Bugünlerde “Suriyeliler” sorunu üzerine işyerlerinde türlü tartışmalar oluyor. Ne yazık ki bu tartışmalarda genellikle önyargılar doğruların yerine konuluyor. Meselâ işsizliğin artmasının ve ev kiralarının yükselmesinin ana sorumlusu Suriyelilermiş gibi bir düşünce var. Keza devletin ve kamunun tüm olanaklarının Suriyelilere aktarıldığı söyleniyor. Oysa Türkiye’de Suriyelilerden önce de işsizlik oranları ve ev kiraları fazlasıyla yüksekti. Geçim derdi, yoksulluk, işsizlik, yüksek kira ve fatura giderleri biz işçi ve emekçiler için hiç de yeni sorunlar değil. Ama siyasi iktidar ve patronlar, elbette bu gerçekleri dile getirmiyorlar.

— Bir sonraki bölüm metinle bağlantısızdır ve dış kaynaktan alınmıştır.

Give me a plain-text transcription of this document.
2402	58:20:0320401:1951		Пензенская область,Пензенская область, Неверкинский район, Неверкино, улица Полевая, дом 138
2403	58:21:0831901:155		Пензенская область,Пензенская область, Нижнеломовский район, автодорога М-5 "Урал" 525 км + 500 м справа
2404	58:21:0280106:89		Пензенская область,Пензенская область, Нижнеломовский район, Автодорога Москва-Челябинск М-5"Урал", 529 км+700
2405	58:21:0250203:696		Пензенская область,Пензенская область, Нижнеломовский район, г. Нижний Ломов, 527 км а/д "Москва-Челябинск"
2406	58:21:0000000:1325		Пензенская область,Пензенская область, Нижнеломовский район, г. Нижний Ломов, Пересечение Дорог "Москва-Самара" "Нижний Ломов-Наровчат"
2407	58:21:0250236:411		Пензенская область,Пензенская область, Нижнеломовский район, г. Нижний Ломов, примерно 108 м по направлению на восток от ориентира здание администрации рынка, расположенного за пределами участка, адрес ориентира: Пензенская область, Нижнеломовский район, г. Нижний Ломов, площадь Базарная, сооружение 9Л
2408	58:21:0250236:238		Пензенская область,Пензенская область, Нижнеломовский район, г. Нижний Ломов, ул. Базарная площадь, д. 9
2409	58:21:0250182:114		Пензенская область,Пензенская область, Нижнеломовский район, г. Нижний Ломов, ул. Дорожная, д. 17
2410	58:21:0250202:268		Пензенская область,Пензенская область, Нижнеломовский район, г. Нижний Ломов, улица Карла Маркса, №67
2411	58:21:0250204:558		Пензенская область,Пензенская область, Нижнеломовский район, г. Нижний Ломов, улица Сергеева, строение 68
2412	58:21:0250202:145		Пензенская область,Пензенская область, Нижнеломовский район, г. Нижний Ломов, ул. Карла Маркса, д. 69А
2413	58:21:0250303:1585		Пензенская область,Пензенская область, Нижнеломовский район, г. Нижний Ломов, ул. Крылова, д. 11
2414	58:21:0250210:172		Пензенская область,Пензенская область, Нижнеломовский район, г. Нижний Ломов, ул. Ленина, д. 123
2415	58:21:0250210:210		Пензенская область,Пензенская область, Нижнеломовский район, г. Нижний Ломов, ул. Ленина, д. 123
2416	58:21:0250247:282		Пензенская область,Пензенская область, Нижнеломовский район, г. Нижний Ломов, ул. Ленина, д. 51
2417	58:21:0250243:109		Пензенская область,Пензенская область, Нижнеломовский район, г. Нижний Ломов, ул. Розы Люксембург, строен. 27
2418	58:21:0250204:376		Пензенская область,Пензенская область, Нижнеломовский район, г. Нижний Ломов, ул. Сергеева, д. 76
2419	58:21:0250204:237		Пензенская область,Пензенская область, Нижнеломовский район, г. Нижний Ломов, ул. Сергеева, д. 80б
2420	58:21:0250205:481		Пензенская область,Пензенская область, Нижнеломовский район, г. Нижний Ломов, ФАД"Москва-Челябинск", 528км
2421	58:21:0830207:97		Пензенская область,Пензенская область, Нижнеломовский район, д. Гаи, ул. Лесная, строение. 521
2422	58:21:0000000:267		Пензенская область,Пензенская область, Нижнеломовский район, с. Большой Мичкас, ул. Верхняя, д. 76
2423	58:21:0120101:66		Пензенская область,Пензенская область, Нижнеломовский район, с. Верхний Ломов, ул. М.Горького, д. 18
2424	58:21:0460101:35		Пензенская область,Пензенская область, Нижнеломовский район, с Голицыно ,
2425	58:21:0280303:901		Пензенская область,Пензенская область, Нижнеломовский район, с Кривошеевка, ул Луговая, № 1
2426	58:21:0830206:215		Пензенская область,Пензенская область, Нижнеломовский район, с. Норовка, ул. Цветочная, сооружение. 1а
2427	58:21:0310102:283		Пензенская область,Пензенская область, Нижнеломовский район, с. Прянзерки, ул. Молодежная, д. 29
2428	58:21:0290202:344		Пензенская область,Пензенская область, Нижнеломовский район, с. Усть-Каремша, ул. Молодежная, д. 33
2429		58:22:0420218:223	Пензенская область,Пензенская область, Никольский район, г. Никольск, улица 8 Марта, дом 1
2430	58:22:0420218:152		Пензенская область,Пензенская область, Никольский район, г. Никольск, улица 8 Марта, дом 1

Bugün Türkiye’de üç buçuk milyondan fazla Suriyeli bulunuyor. Bu insanlar ülkemize durup dururken gelmediler. Suriye’de tam 8 yıldır kanlı bir savaş yaşanıyor. Suriye’yi ölüm kusan silahların, patlayan bombaların, eli kanlı katliam çetelerinin pençesine düşürenler; yüz binlerce insanın ölmesine ve milyonlarca insanın da yaşadığı topraklardan kopmasına neden oldular. Türkiyeli egemenler sınır kapılarını açarak Suriyelilerin Türkiye’ye gelmesini teşvik ettiler. Çünkü yüz bin kişi sınırı aşarsa Birleşmiş Milletlerin Esad rejimine müdahale edeceğini hesaplıyorlardı. Bu plana göre, Esad rejimi kısa sürede devrilecek, Türkiye Suriye’de söz sahibi olacak ve Suriye halkının da minnettarlığını kazanacaktı. Fakat bu plan boşa çıktı. Savaş bitmedi, sınırı geçenlerin sayısı milyonları buldu.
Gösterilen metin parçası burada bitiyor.